Floren Aoiz www.elomendia.com
Con la emoción apretando por dentro
Frente al paradigma de emociones labrado por anuncios de turrones, existe otra manera de sentir, de echar en falta, otras formas de disfrutar, de soñar, de hacer frente a los días más cortos y las noches más largas
Como suele ocurrir con los pueblos a los que se niega el derecho a existir, en Euskal Herria hasta Olentzero es sospechoso. Para empezar, es acusado de ser un impostor, una simple invención o una copia. Una especie de Papa Noel con txapela, vamos. Nos asombraría saber cuántas tonterías se escriben y difunden contra el viejo carbonero. Claro que otros prefieren pasar de las palabras a los hechos y, directamente, lo queman, lo secuestran, lo prohíben y terminan por moler a palos a quienes osan darle la bienvenida.
Olentzero es, sin duda, culpable. Es vasco y pagano, no ha surgido del gabinete de marketing de ningún gran almacén ni es un símbolo del imperio, la modernidad, la posmodernidad o como queramos llamar a los diversos modos de atontarnos y/o colonizarnos. Ni viene de Oriente ni trae mensajes de ningún Mesías. De hecho, nos habla de una fiesta muy anterior al oportunismo cristiano de hacer coincidir con el solsticio de invierno el presunto nacimiento del presunto hijo del presunto Dios de los judíos. En realidad, nada más lejos de un Mesías que este gordo barbudo y cabezón, amante de la juerga, cuya canción se acompaña mejor con una bota de vino que con una pila de agua bendita.
Por supuesto, como en todos los pueblos, en el nuestro también cocemos habas, así que Olentzero se ha convertido en un buen negocio y su imagen constituye un reclamo consumista. Aunque no deja de ser gratificante que en un entorno marcado por la disputa entre camellos y renos, o Reyes Magos y Papa Noel, si queremos, nuestro Olentzero y su burro nos ofrezcan un toque de frescura. Los modelos cultural-consumistas del imperio también llegan aquí, claro, pero se las tienen que ver con Olentzero, que cada año nos recuerda el milagro de la supervivencia del pueblo del euskara.

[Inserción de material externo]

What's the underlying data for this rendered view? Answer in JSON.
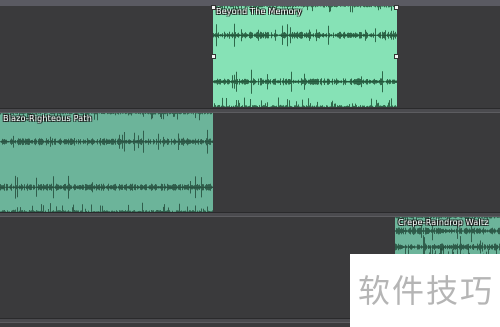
{
  "tracks": [
    {
      "clip": {
        "title": "Beyond The Memory",
        "color": "#86e2b6",
        "wave_color": "#1a4a30",
        "selected": true
      }
    },
    {
      "clip": {
        "title": "Blazo-Righteous Path",
        "color": "#6cb49a",
        "wave_color": "#234a3a",
        "selected": false
      }
    },
    {
      "clip": {
        "title": "Crepe-Raindrop Waltz",
        "color": "#6cb49a",
        "wave_color": "#234a3a",
        "selected": false
      }
    }
  ],
  "watermark": {
    "text": "软件技巧"
  }
}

Ni el cristianismo ni el santoral del consumismo han sido capaces de acabar con el carbonero. Además, Olentzero representa para mucha gente la ilusión de un mundo diferente. En un país con tantas camas vacías, en el que crece cada día el número de personas presas y exiliadas, para muchos miles de corazones Olentzero es mucho más que un gordinflón aficionado a los capones. Representa nuestra propia manera de celebrar estas fechas tan saturadas de propaganda cristiana y sentimentalismo hueco y alienante. Frente al paradigma de emociones labrado por anuncios de turrones, existe otra manera de sentir, de echar en falta, otras formas de disfrutar, de soñar, de hacer frente a los días más cortos y las noches más largas.
Muchos pueblos han sido barridos por las olas expansionistas de los imperios colonizadores. Euskal Herria ha llegado al siglo XXI, aunque a veces no seamos capaces de explicarnos cómo ha ocurrido. Será por eso, o por vivir estos tiempos de persecuciones y prohibiciones, pero confieso que ver a Olentzero por las calles de mi pueblo sigue siendo un momento mágico que me invita a cantar «Horra, Horra...» mientras -como dice la canción de Rubén Blades sobre los desaparecidos- recordamos a las y los que faltan «con la emoción apretando por dentro».